Gen Z has a front-row seat to these contradictions. They know how quickly reputations can collapse because they have witnessed it repeatedly and often in real time. The result is a workforce that is more skeptical, more vocal, and more unwilling to accept traditional hiring practices that prioritize process over people. A majority of Gen Z candidates, 73%, in the US, have ghosted employers, according to the Greenhous 2025 Workforce and Hiring Report. This is due in part to the above mentioned contradictions and lack of sincerity from companies. Additionally, HR Executive found 44% of Gen Z declined offers due to misaligned values. Together, these behaviors reflect a broader breakdown in trust between Gen Z and the systems designed to recruit them.

 

What Employers Can Do to Rebuild Trust

At CoreMedical Group, we believe the path forward requires listening more closely to the workforce we serve and adapting to the expectations of a new generation. That includes:

  • Making technology transparent. If AI or ATS tools are used in screening, explain how, why, and at what stage a human is involved. Clarity builds confidence.
  • Humanizing the interview. Replace high-pressure evaluations with conversations that reflect mutual respect. Candidates should leave feeling informed, not inspected.
  • Aligning values with behavior. Employer branding must match internal practice. When layoffs, leadership changes, or restructuring occur, communicate honestly and promptly.
  • Creating feedback loops. Silence after an application erodes trust. Even brief updates can make the difference between an engaged candidate and a frustrated one.

Before moving to the broader takeaway, it becomes clear why traditional hiring models no longer meet the expectations of today’s workforce.

 

Gen Z Is Not Rejecting Work. They Are Rejecting Broken Systems.

What Gen Z wants is not radical. It is reasonable. They want fairness, transparency, communication, and authenticity. They want hiring practices that treat them as individuals, not data points. They want employers whose values are real, not performative.

These expectations are not problems to solve. They are opportunities to lead.

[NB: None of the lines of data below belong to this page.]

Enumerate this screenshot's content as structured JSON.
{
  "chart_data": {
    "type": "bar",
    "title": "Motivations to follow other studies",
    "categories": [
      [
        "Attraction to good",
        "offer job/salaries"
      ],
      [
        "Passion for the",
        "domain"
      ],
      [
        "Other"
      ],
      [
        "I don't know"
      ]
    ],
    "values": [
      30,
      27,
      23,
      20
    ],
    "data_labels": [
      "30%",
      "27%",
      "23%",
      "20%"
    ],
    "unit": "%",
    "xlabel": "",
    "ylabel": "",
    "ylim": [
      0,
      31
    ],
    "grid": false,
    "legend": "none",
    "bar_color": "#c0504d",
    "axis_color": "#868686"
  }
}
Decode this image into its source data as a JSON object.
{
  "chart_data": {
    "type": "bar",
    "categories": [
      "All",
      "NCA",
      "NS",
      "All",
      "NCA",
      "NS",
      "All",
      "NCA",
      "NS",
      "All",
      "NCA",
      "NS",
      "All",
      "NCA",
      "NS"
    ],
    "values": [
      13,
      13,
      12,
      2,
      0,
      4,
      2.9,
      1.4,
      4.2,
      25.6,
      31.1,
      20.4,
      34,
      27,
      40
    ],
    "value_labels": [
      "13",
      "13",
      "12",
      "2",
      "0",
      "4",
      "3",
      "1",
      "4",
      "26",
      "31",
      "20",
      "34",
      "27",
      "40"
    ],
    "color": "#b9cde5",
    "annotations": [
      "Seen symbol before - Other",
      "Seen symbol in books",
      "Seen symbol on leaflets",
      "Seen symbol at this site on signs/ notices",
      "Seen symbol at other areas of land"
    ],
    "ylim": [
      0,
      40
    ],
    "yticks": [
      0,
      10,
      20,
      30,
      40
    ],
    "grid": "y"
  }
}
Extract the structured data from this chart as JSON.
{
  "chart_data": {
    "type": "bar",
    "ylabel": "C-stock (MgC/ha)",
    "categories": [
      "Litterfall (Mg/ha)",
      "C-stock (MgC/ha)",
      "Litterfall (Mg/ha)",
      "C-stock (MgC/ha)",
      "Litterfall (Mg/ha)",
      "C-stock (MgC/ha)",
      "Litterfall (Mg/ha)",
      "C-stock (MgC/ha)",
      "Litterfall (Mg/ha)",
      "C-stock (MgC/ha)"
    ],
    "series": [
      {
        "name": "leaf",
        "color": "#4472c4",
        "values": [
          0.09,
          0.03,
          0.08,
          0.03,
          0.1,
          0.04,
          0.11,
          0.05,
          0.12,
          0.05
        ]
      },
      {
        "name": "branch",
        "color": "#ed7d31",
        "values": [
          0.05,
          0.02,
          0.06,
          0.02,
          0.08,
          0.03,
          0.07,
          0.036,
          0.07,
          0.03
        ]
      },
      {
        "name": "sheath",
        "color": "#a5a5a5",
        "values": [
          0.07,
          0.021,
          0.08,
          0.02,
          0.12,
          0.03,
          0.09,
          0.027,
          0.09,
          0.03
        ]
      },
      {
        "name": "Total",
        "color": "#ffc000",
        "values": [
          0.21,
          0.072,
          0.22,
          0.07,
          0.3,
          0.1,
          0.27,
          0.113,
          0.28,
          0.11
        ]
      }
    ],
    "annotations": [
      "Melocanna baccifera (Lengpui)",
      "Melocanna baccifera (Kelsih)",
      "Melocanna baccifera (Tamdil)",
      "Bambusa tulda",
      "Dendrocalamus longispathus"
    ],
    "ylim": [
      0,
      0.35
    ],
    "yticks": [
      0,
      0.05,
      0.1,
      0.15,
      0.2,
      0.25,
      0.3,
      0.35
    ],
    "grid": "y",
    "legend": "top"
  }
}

As hiring evolves over the next decade, organizations that modernize with transparency, technology accountability, and genuine connection will be the ones that earn the trust of the workforce and set the new standard for equitable employment.

At CoreMedical Group, we are committed to shaping a future of healthcare hiring that meets these expectations and strengthens trust across generations. When organizations listen to the emerging workforce and respond with integrity, the result is not only better hiring outcomes but a stronger and more resilient healthcare system.

Now is the moment for healthcare employers and leaders across industries to examine their processes, close the gaps, and rebuild the trust Gen Z is asking for. The future workforce is ready. It is our responsibility to meet them with the transparency and accountability they deserve.